The play starts with the future author of Middlemarch and The Mill on the Floss in her early 20s moving into the house Bird Grove with her father.
“She’s not yet a writer, not yet George Eliot, she just has those secret dreams,” says Elizabeth.
Mary Ann is surrounded by a father, brothers, friends and a wider society that expects her to marry.
“She has a deep well of emotion that lives inside her that will break out. She is nervous to speak her terms out loud, but that love and passion bubbles over, and by the end of the play we lift the veil on her personal world you get a more fully formed woman,” says Elizabeth.
“It’s poignant, some of the choices she has to make are relevant to the world we are living in now. There are three themes, the exploration of what real faith is, what true unconditional love means, and the question how do you live alongside others that have views that are fundamentally different from your own?
“If you love them and are loved by them how can you navigate that relationship if you disagree? Ultimately Mary Ann comes to it with a sense of love and makes the choice out of love.”
Bird Grove runs at Hampstead Theatre until March 21. (Image: Hampstead Theatre)
Elizabeth speculates that writing under a male pseudonym meant Mary Ann could “assume the role of George Eliot which enabled her to write more honestly”.
Alongside Andor, her on screen roles include House of Guinness, Gentleman Jack, All The Light We Cannot See and the forthcoming adaptation of hit play First Face.
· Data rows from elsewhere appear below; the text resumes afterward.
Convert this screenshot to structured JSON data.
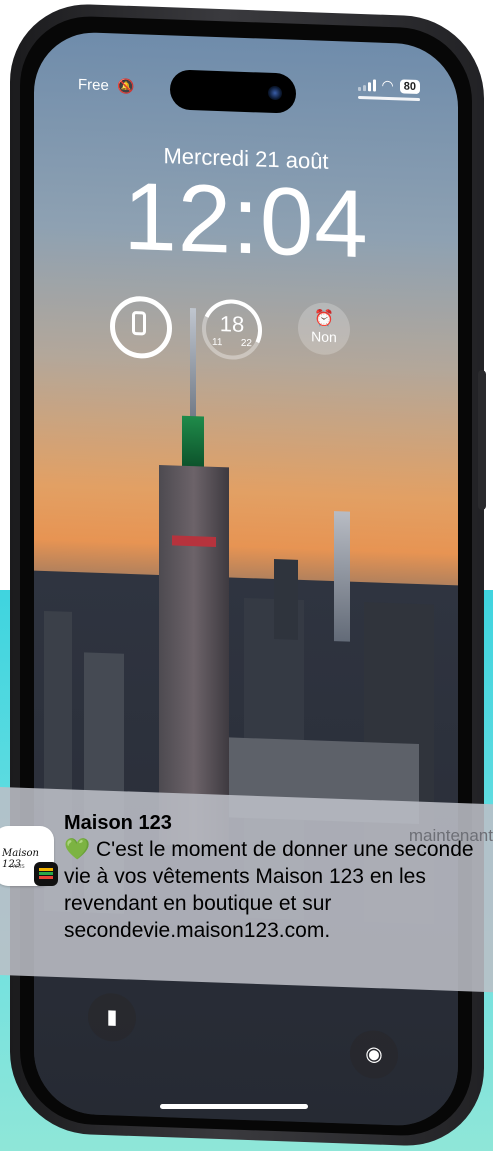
{
  "status_bar": {
    "carrier": "Free",
    "silent_icon": "bell-slash-icon",
    "signal_icon": "signal-bars-icon",
    "wifi_icon": "wifi-icon",
    "battery": "80"
  },
  "lock_screen": {
    "date": "Mercredi 21 août",
    "time": "12:04"
  },
  "widgets": {
    "phone_battery_icon": "iphone-icon",
    "weather": {
      "temp": "18",
      "low": "11",
      "high": "22"
    },
    "alarm": {
      "icon": "alarm-clock-icon",
      "label": "Non"
    }
  },
  "notification": {
    "app_name": "Maison 123",
    "time": "maintenant",
    "emoji": "💚",
    "message": "C'est le moment de donner une seconde vie à vos vêtements Maison 123 en les revendant en boutique et sur secondevie.maison123.com.",
    "app_icon": "maison-123-logo",
    "app_icon_text": "Maison 123",
    "app_icon_sub": "PARIS",
    "badge_icon": "wallet-icon"
  },
  "bottom_controls": {
    "left": "flashlight-icon",
    "right": "camera-icon"
  },
  "colors": {
    "background_accent": "#3fd4df",
    "notification_bg": "#bcbec6",
    "heart": "#4cc44a"
  }
}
When she was at drama schools she assumed she would work on the stage – after being cast in a production of Hamlet as a teenager near her home in Suffolk.
“I realised professional actors were normal people and I could do this too – you don’t have to come from a particular background or have family in the business,” she says.
Adding: “I want to do a mix of theatre and screen. I love theatre so much I want to do plays like this, or a strange indie film, or something like Andor spending weeks in Blackpool which has been turned into a tropical planet.”
Bird Grove runs at Hampstead Theatre from Feb 13 until March 21.